Java : when do you want to customize the serialization process?

Question

Under what circumstances and for what reasons should one consider customizing the serialization process? (The following methods are the methods that will be invoked by the JVM)

 private void writeObject(java.io.ObjectOutputStream out){
         //customize serialization
 }
 private void readObject(java.io.ObjectInputStream in){
         //customize de-serialization
 } 

Answer 1

One of advantages of customized serialization is possibility to add transient fields (like inherited from other classes) into serialization process.
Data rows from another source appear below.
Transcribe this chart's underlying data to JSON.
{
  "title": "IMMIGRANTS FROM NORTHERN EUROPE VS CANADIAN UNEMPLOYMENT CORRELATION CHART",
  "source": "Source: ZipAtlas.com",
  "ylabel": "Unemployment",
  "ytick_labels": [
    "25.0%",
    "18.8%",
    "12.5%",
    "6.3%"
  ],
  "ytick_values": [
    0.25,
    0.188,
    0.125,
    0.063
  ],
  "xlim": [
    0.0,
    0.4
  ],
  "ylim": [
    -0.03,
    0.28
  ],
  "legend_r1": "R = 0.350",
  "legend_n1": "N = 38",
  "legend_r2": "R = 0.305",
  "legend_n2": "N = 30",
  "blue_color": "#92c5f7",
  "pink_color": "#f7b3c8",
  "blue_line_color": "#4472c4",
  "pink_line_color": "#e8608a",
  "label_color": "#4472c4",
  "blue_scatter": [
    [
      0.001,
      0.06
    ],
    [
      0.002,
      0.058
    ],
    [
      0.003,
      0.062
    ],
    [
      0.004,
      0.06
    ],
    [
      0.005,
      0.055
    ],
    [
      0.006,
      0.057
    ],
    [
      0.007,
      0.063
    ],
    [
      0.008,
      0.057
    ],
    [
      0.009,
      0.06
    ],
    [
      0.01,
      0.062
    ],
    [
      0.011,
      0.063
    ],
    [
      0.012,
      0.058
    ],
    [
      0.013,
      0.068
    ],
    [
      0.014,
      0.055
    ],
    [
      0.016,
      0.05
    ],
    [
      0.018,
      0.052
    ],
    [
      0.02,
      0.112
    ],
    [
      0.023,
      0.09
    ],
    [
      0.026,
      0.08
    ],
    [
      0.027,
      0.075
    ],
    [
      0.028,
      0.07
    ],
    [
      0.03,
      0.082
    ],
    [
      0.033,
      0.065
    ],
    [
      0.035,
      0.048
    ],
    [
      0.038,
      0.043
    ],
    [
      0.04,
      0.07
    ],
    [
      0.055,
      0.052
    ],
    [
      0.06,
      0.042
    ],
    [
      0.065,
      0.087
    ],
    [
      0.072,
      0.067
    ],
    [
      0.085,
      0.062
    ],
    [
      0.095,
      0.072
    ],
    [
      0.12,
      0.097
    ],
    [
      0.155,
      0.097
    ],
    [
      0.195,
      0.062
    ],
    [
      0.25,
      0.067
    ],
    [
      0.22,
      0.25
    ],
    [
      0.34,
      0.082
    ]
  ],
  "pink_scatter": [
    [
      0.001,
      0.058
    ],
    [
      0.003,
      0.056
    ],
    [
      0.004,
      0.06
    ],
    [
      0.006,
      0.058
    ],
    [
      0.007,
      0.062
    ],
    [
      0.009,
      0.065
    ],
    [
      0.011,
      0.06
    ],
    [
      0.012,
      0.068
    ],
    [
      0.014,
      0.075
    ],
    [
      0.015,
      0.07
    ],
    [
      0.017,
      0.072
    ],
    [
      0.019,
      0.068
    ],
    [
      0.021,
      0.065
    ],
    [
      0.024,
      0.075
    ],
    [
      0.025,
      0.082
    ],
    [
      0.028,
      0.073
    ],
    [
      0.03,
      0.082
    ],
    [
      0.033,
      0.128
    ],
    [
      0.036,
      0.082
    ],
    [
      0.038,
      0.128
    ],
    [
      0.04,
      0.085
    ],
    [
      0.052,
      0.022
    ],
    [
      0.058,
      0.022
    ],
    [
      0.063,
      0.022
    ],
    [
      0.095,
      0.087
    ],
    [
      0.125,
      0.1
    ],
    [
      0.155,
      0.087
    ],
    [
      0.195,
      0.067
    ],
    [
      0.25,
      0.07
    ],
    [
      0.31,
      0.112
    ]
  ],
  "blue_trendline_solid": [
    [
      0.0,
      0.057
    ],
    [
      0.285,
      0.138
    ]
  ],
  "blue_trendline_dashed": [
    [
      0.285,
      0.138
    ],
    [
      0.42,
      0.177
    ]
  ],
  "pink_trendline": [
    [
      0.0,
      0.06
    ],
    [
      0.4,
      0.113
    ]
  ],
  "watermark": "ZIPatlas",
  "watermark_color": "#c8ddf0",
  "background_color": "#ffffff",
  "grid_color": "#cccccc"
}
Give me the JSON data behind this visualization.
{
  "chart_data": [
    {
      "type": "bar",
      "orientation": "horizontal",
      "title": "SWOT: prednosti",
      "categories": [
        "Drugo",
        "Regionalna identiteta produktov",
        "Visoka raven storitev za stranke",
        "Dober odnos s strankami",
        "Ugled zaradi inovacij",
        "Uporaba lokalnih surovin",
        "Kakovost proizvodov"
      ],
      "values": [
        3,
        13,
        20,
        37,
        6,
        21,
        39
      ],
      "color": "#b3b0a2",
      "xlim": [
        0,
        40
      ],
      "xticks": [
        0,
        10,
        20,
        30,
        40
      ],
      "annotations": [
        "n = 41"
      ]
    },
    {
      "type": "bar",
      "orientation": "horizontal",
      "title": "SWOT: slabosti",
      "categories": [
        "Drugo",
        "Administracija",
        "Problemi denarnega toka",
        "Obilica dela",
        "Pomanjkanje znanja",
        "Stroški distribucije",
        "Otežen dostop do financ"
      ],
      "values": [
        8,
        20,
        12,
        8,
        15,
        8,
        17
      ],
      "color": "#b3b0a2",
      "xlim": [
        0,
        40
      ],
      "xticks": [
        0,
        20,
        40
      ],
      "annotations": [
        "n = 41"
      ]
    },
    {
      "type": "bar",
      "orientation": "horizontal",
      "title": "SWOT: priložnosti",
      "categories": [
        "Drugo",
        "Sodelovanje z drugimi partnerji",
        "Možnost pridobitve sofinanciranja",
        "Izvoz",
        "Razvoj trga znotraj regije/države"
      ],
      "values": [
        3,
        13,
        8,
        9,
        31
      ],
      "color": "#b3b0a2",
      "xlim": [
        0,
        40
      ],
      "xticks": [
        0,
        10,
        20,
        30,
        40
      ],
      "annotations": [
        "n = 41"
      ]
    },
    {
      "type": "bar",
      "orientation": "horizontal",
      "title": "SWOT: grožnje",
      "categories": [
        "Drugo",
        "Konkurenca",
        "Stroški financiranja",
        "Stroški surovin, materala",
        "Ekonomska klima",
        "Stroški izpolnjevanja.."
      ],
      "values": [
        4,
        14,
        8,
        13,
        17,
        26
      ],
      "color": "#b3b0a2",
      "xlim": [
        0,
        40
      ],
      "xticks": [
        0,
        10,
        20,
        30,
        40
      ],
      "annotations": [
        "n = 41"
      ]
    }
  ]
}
You can do it like this

class NotMyClass implements Serializable {
    String login;
    transient String password;
    //...    
}

//I want to serialize also transient password field
class MyClass extends NotMyClass {

    private void writeObject(ObjectOutputStream out) throws IOException {
        System.out.println("defaul serialization");
        out.defaultWriteObject();

        System.out.println("my serialization >>>> adding inherited transient value");
        out.writeObject(password);
    }

    private void readObject(ObjectInputStream in) throws IOException,
            ClassNotFoundException {
        System.out.println("defaul deserialization");
        in.defaultReadObject();
        System.out.println("my deserialization <<<< reading stored transient value");
        password = (String) in.readObject();
    }
}

Answer 2

One other great reason is when you want to reduce the amount of data getting serialized. Take for example a HashMap with a capacity of say 1024. Let's say it has just 3 entries so far. Serializing an Object array of 1024 would be very wasteful, when all it needs to do is serialize the three entries.
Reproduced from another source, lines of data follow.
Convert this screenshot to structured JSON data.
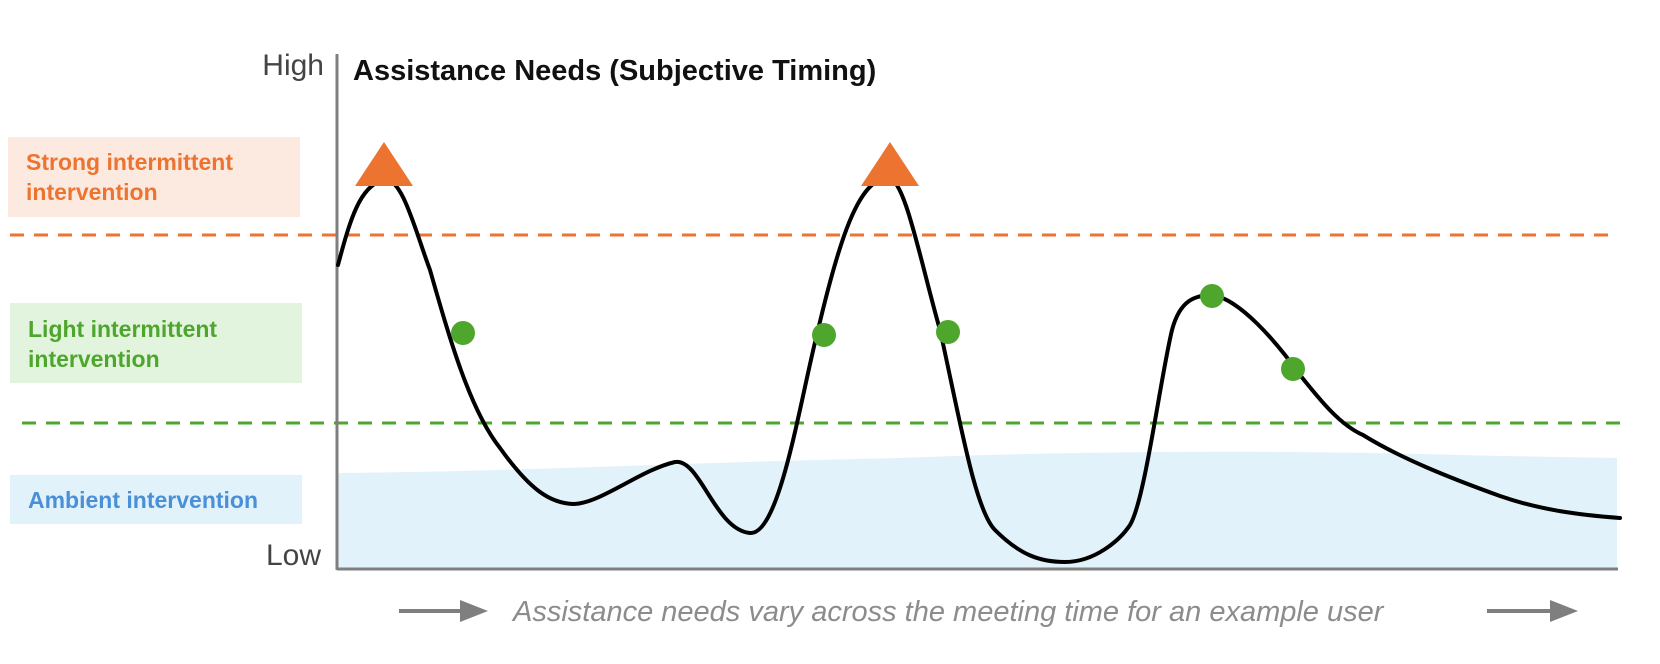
{
  "title": "Assistance Needs (Subjective Timing)",
  "axis": {
    "high_label": "High",
    "low_label": "Low"
  },
  "bands": [
    {
      "id": "strong",
      "label_lines": [
        "Strong intermittent",
        "intervention"
      ],
      "color": "#ed7430",
      "bg": "#fce9e0"
    },
    {
      "id": "light",
      "label_lines": [
        "Light intermittent",
        "intervention"
      ],
      "color": "#4ea62d",
      "bg": "#e3f4de"
    },
    {
      "id": "ambient",
      "label_lines": [
        "Ambient intervention"
      ],
      "color": "#4a90d9",
      "bg": "#e2f2fa"
    }
  ],
  "caption": "Assistance needs vary across the meeting time for an example user",
  "colors": {
    "curve": "#000000",
    "axis": "#7f7f7f",
    "strong_marker": "#ed7430",
    "light_marker": "#4ea62d",
    "ambient_fill": "#e2f2fa",
    "arrow": "#7f7f7f"
  },
  "markers": {
    "strong_count": 2,
    "light_count": 5
  }
}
On a separate note, if the objects you are serializing have references to non-serializable services, you would first mark those members as transient (to prevent serialization), but then use the writeObject to capture enough information so that readObject can re-establish the references upon de-serialization.

Answer 3

I'm thinking some cases where you may want to control the serialization:

• When you want to encrypt and later decrypt the serialized data.
• You also may want the users or some other app to modify the serialized form of your objects so in that case you may want to write something more human friendly.
• If you're transmitting data over a network you may want to adapt the data so the program on the other side may understand it.
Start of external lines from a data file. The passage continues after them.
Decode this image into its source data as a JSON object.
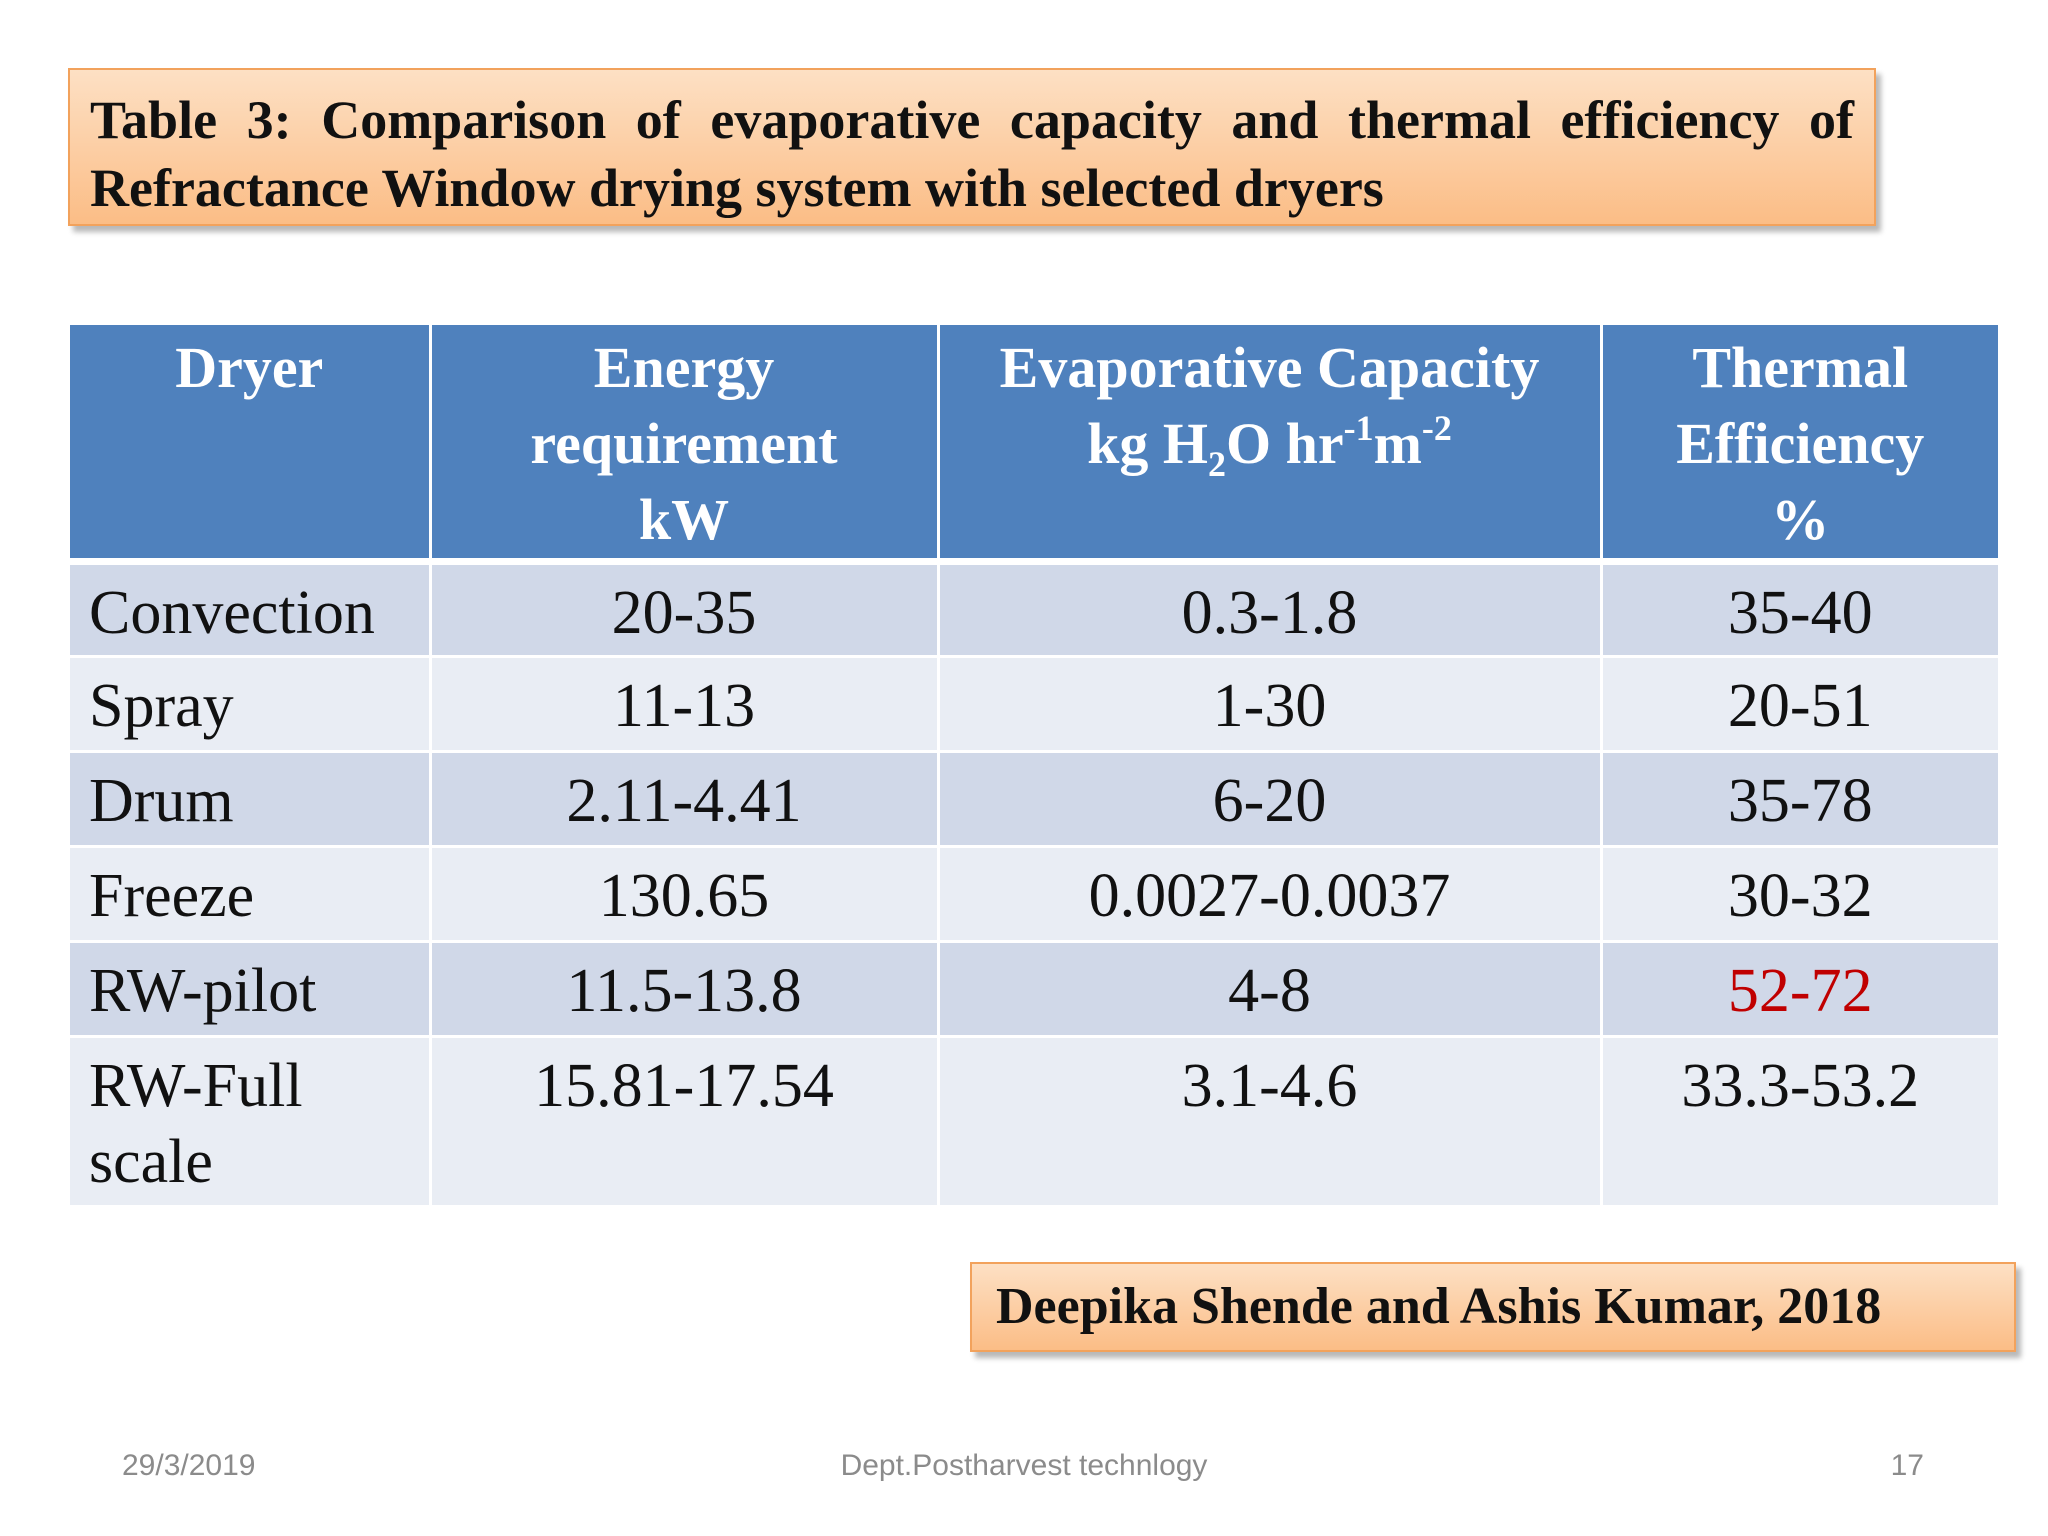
{
  "title": "Table 3: Comparison of evaporative capacity and thermal efficiency of Refractance Window drying system with selected dryers",
  "table": {
    "headers": {
      "dryer": "Dryer",
      "energy": {
        "line1": "Energy",
        "line2": "requirement",
        "unit": "kW"
      },
      "evaporative": {
        "line1": "Evaporative Capacity",
        "unit_kg": "kg H",
        "unit_sub2": "2",
        "unit_o_hr": "O hr",
        "unit_sup_neg1": "-1",
        "unit_m": "m",
        "unit_sup_neg2": "-2"
      },
      "thermal": {
        "line1": "Thermal",
        "line2": "Efficiency",
        "unit": "%"
      }
    },
    "rows": [
      {
        "dryer": "Convection",
        "energy": "20-35",
        "evaporative": "0.3-1.8",
        "thermal": "35-40"
      },
      {
        "dryer": "Spray",
        "energy": "11-13",
        "evaporative": "1-30",
        "thermal": "20-51"
      },
      {
        "dryer": "Drum",
        "energy": "2.11-4.41",
        "evaporative": "6-20",
        "thermal": "35-78"
      },
      {
        "dryer": "Freeze",
        "energy": "130.65",
        "evaporative": "0.0027-0.0037",
        "thermal": "30-32"
      },
      {
        "dryer": "RW-pilot",
        "energy": "11.5-13.8",
        "evaporative": "4-8",
        "thermal": "52-72"
      },
      {
        "dryer": "RW-Full scale",
        "energy": "15.81-17.54",
        "evaporative": "3.1-4.6",
        "thermal": "33.3-53.2"
      }
    ]
  },
  "reference": "Deepika Shende and Ashis Kumar, 2018",
  "footer": {
    "date": "29/3/2019",
    "department": "Dept.Postharvest technlogy",
    "page_number": "17"
  },
  "colors": {
    "header_bg": "#4f81bd",
    "row_odd_bg": "#d0d8e8",
    "row_even_bg": "#e9edf4",
    "highlight_text": "#c00000",
    "callout_fill": "#fbbd86",
    "callout_border": "#f2a25c"
  }
}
Those are the reasons I can think of right now.

Hope it helps.

Answer 4

Read Advanced Serialization from SUN

1. One common reason to override readObject and writeObject is to serialize the data for a superclass that is not Serializable itself.
2. Validate Streams
3. Encrypt serialized objects

Answer 5

You might want to customize what you want to do at the time of a read or write-- you can add extra logging, you can perform computations, you might only want to read or write if certain conditions are met, etc. Really, you can do anything Java allows. For an example, see the section "Customize the Default Protocol" at http://java.sun.com/developer/technicalArticles/Programming/serialization/

Answer 6

The only reason I can think of is when you want your sub-class to void serialization while the super-class is already serializable, and then you can just simply throw exception there in both methods in your sub-class.

I am not sure if there's any other specific reason or not.